CUDA Explained: Why NVIDIA Dominates AI

NVIDIA is currently one of the most valuable companies in the world. While their H100 and Blackwell GPUs are marvels of engineering, hardware is only half the story. The real secret to their monopoly is a piece of software released in 2006 called CUDA.

What is CUDA?

CUDA (Compute Unified Device Architecture) is a parallel computing platform and programming model. Put simply, it allows developers to use a GPU (Graphics Processing Unit) for general-purpose processing (GPGPU), not just for rendering video games.

Before CUDA, using a GPU for math was a nightmare. You had to trick the GPU into thinking your math problem was a “pixel shading” task. CUDA allowed developers to write C++ code that ran directly on the GPU’s thousands of cores.

The Moat: Why It Matters

1. The Network Effect

Because NVIDIA released CUDA early and made it free for students and researchers, the entire academic community adopted it.

  • 2012: AlexNet (the big bang of Deep Learning) was written in CUDA.
  • TensorFlow & PyTorch: The two biggest AI frameworks were built on top of CUDA primitives.

If you are an AI researcher today, you write PyTorch code. PyTorch talks to CUDA. CUDA talks to the NVIDIA GPU. If you want to use an AMD or Intel chip, you need a translation layer (like ROCm), which—historically—has been buggy or slower.

2. The Library Ecosystem

It’s not just the language; it’s the libraries built with it.

  • cuBLAS: Highly optimized basic linear algebra subroutines (matrix math).
  • cuDNN: The deep neural network library that powers almost every training run.
  • TensorRT: Optimizes models for inference.

NVIDIA has spent 15 years hand-optimizing these libraries for every specific chip architecture they release. A competitor doesn’t just need to build a better chip; they need to rewrite 15 years of software optimization.

How CUDA Works (Simplified)

A CPU has a few powerful cores (like a Ferrari). A GPU has thousands of weaker cores (like a fleet of scooters).

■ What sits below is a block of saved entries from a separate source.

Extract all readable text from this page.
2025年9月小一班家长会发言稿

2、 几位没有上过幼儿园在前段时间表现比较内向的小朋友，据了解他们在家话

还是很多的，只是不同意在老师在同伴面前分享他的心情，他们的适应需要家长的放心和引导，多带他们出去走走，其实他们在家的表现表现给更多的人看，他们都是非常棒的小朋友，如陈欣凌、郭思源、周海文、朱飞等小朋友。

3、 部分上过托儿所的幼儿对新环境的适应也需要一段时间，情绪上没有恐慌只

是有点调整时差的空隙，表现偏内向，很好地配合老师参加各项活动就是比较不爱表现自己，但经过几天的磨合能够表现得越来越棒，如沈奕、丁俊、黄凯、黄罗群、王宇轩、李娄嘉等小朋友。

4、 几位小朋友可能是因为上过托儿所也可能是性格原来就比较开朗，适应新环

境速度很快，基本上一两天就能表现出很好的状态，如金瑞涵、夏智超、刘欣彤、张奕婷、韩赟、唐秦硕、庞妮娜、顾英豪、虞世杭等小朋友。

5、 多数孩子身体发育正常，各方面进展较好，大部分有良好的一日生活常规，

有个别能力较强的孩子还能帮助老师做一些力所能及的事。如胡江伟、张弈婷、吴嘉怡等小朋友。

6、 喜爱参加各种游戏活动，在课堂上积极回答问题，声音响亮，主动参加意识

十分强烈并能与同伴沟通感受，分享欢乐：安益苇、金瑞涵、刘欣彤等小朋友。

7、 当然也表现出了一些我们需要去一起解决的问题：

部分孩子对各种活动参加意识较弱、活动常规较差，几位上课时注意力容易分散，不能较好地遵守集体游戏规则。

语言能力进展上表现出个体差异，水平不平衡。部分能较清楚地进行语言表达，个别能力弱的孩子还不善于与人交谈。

CUDA allows you to break a massive problem (like multiplying two giant matrices) into thousands of tiny pieces.

// Extremely simplified CUDA Kernel concept
__global__ void vectorAdd(float *A, float *B, float *C, int N) {
    int i = threadIdx.x; // Get the ID of the current thread
    if (i < N) {
        C[i] = A[i] + B[i]; // Each thread adds just ONE number
    }
}

Instead of a for loop running 10,000 times (CPU), CUDA launches 10,000 threads that all run this code at the exact same time.

Can the Moat be Crossed?

For the first time, cracks are appearing in the CUDA wall.

  1. PyTorch 2.0 / Triton: OpenAI’s Triton language allows writing GPU code that compiles to both NVIDIA and AMD chips, bypassing CUDA.
  2. AMD ROCm: AMD’s answer to CUDA is finally maturing, supporting major frameworks on the MI300X.
  3. Mojo: A new programming language by Modular that aims to be faster than CUDA and hardware agnostic.

However, for now, if you want “it just works” compatibility, NVIDIA + CUDA is still the default.